- Theatrical poster
- Directed by: Maeve Murphy
- Written by: Maeve Murphy
- Produced by: Dean Silvers Helen Alexander Maeve Murphy Frank Mannion Marlen Hect
- Starring: Scot Williams Cara Seymour
- Cinematography: Mattias Nyberg
- Edited by: Agnieszka Liggett
- Music by: Neel Dhorajiwala Colm Ó'Snodaigh
- Release date: 17 June 2009;
- Running time: 77 minutes
- Country: United Kingdom
- Language: English

= Beyond the Fire =

2009 film by Maeve Murphy

Beyond the Fire, Northern Irish screenwriter and film director Maeve Murphy's second feature, was an award winning film about love in the wake of sexual assault starring Cara Seymour and Scot Williams. The film was first selected and screened at New British Cinema season at the ICA. Peter Bradshaw of The Guardian wrote "its unironic belief in the power of love is attractive". It was directed and written by Maeve Murphy. David Parkinson in Empire On Line Festivals and Seasons wrote, "Murphy confirms the good impression she made with Silent Grace... the performances of Williams and Seymour seep raw emotion."

==Plot==
Beyond the Fire tells the story of Sheamy and Katie. Sheamy is a gentle but troubled Irish ex-priest who arrives in London to find his old family friend and mentor Father Brendan. Katie is a warm hearted woman with her own emotional scars. After arriving in London, Sheamy tries to make contact with Father Brendan. As he is not at home when he calls, he contacts the only other person he knows in London, Rory, a distant relative by marriage. Rory is a musician and band member and, after meeting Sheamy at a gig (where Sheamy makes a good first impression on Katie, who manages the band), offers him a bed and introduces him more fully to Katie, his flatmate. There is an immediate and obvious attraction between Sheamy and Katie. The film follows their attempts to form a lasting relationship despite both their pasts continuing to haunt them.

==Cast==
- Scot Williams as Sheamy O'Brien
- Cara Seymour as Katie
- Victoria Aitken as Amy
- Alison Cain as Lisa
- Brett Findlay as Paul
- Hugh Sachs as Father Brendan

==Awards==
- Winner of Best International Feature at Garden State Film Festival 2010
- Winner of Best UK Feature at London Independent Film Festival 2009
- Official Selection Belfast Film Festival 2009

==TV broadcasts==
Beyond The Fire had its UK TV premier on BBC 2 on 22 March 2013 as well as being made available on BBC iPlayer where it was in the 'most popular' section for two weeks and was critically acclaimed by TV critics.
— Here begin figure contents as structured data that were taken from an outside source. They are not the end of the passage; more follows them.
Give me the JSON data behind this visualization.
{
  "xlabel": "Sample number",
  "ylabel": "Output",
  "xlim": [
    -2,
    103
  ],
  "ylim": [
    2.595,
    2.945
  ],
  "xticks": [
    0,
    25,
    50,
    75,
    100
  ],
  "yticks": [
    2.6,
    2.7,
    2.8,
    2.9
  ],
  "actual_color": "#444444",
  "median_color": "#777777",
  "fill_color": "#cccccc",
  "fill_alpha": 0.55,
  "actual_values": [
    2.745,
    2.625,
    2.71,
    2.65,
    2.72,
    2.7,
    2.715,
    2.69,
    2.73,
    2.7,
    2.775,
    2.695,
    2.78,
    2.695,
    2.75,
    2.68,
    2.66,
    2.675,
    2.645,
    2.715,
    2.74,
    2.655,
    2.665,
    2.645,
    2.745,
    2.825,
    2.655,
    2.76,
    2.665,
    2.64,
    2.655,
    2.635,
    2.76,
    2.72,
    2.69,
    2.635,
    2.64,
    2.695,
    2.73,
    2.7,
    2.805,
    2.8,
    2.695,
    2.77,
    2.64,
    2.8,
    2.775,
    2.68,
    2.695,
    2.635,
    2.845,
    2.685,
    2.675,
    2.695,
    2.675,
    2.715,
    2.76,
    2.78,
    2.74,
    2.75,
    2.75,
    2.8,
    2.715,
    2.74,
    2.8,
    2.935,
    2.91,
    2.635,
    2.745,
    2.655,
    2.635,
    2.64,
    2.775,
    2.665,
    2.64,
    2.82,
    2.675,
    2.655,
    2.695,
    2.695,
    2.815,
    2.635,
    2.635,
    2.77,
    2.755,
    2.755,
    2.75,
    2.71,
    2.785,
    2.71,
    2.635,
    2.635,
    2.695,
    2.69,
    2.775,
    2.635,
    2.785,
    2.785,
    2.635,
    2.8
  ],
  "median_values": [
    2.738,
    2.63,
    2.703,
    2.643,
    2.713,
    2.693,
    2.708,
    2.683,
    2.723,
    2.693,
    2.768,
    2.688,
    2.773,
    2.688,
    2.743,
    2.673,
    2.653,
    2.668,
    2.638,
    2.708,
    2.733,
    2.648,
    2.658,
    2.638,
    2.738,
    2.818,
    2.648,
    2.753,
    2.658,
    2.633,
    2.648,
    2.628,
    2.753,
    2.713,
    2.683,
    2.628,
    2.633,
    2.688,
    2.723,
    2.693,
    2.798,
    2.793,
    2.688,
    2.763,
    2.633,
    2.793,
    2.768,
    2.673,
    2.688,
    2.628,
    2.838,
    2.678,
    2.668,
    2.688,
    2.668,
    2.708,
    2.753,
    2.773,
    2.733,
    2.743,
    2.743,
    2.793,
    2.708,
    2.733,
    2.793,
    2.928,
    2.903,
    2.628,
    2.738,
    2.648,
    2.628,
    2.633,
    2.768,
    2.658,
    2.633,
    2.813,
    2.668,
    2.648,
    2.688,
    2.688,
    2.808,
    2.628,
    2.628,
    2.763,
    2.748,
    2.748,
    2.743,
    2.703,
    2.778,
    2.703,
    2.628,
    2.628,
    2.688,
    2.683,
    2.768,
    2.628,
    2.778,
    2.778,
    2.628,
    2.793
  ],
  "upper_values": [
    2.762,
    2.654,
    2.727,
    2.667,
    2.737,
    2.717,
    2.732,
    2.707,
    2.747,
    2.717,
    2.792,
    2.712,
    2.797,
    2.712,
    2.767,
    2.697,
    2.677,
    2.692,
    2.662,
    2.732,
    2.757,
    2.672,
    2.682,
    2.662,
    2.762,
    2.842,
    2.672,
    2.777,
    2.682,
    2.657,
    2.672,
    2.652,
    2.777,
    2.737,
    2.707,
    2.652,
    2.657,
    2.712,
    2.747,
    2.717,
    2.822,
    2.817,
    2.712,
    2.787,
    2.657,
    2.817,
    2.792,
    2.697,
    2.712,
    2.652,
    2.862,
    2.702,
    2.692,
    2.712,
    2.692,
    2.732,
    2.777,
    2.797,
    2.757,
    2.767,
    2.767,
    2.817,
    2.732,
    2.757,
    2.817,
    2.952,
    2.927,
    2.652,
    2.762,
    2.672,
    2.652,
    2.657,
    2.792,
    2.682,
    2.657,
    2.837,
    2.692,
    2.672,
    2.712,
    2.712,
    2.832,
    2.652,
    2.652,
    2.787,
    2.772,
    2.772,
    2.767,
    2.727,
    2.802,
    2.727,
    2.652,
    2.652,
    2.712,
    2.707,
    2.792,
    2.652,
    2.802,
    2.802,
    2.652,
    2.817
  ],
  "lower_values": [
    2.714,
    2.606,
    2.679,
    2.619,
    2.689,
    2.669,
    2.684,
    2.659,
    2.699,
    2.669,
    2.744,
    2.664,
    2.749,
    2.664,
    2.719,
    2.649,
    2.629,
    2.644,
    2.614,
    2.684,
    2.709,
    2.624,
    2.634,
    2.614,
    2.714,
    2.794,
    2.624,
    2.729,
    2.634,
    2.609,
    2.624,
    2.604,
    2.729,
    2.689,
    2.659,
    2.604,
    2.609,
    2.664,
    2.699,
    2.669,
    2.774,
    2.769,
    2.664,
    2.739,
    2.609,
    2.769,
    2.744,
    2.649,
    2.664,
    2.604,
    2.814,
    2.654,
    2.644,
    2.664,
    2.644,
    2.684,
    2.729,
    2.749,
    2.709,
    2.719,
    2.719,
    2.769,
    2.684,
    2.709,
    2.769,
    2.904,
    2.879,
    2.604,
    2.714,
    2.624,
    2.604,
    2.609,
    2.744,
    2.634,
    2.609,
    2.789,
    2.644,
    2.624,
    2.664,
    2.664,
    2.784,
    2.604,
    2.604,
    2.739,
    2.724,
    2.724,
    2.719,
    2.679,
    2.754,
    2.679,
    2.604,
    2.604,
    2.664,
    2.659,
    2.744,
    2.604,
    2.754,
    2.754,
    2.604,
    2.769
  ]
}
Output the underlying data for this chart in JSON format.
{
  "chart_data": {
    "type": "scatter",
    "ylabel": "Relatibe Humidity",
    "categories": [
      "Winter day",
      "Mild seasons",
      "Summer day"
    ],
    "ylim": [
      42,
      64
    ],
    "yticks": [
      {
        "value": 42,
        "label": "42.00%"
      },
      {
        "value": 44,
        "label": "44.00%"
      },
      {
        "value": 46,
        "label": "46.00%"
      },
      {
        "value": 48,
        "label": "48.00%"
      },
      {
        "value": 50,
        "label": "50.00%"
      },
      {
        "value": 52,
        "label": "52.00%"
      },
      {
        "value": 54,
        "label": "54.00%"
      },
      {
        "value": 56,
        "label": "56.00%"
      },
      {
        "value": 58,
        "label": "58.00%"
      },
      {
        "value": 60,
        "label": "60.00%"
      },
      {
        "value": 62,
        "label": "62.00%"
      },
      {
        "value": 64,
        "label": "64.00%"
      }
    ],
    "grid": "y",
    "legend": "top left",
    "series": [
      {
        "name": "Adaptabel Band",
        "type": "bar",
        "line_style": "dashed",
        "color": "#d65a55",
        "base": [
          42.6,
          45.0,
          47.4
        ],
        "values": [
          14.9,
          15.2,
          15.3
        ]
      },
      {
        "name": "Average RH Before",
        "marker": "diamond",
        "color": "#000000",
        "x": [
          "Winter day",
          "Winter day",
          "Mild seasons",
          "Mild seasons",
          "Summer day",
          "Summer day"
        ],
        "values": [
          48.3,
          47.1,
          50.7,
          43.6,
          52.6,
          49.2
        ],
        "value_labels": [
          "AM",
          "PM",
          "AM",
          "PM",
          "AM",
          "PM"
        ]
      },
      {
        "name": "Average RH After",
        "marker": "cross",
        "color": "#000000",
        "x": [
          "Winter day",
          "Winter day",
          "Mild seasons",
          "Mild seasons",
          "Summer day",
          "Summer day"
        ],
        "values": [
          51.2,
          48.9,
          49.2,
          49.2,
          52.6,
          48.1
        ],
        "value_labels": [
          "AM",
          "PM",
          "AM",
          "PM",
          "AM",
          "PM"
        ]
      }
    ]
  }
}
It was Top film Tips "8 Best TV Movies of the Week" on the Sabotage Times. It also received a 5 star listing from My TV Guide Listing UK.
Beyond The Fire was also broadcast in the Republic of Ireland on 7 April 2010 on TV3. There was press controversy about the film in The Irish Independent regarding RTE's decision not to acquire it due to feeling there was "no appetite for the subject matter". Victims of religious sexual abuse expressed their concern in The Irish Independent. TV3 stepped in and it was instantly broadcast across Ireland. The organisation One in Four supported the film with press relations.
The film continues to be written about and reviewed positively.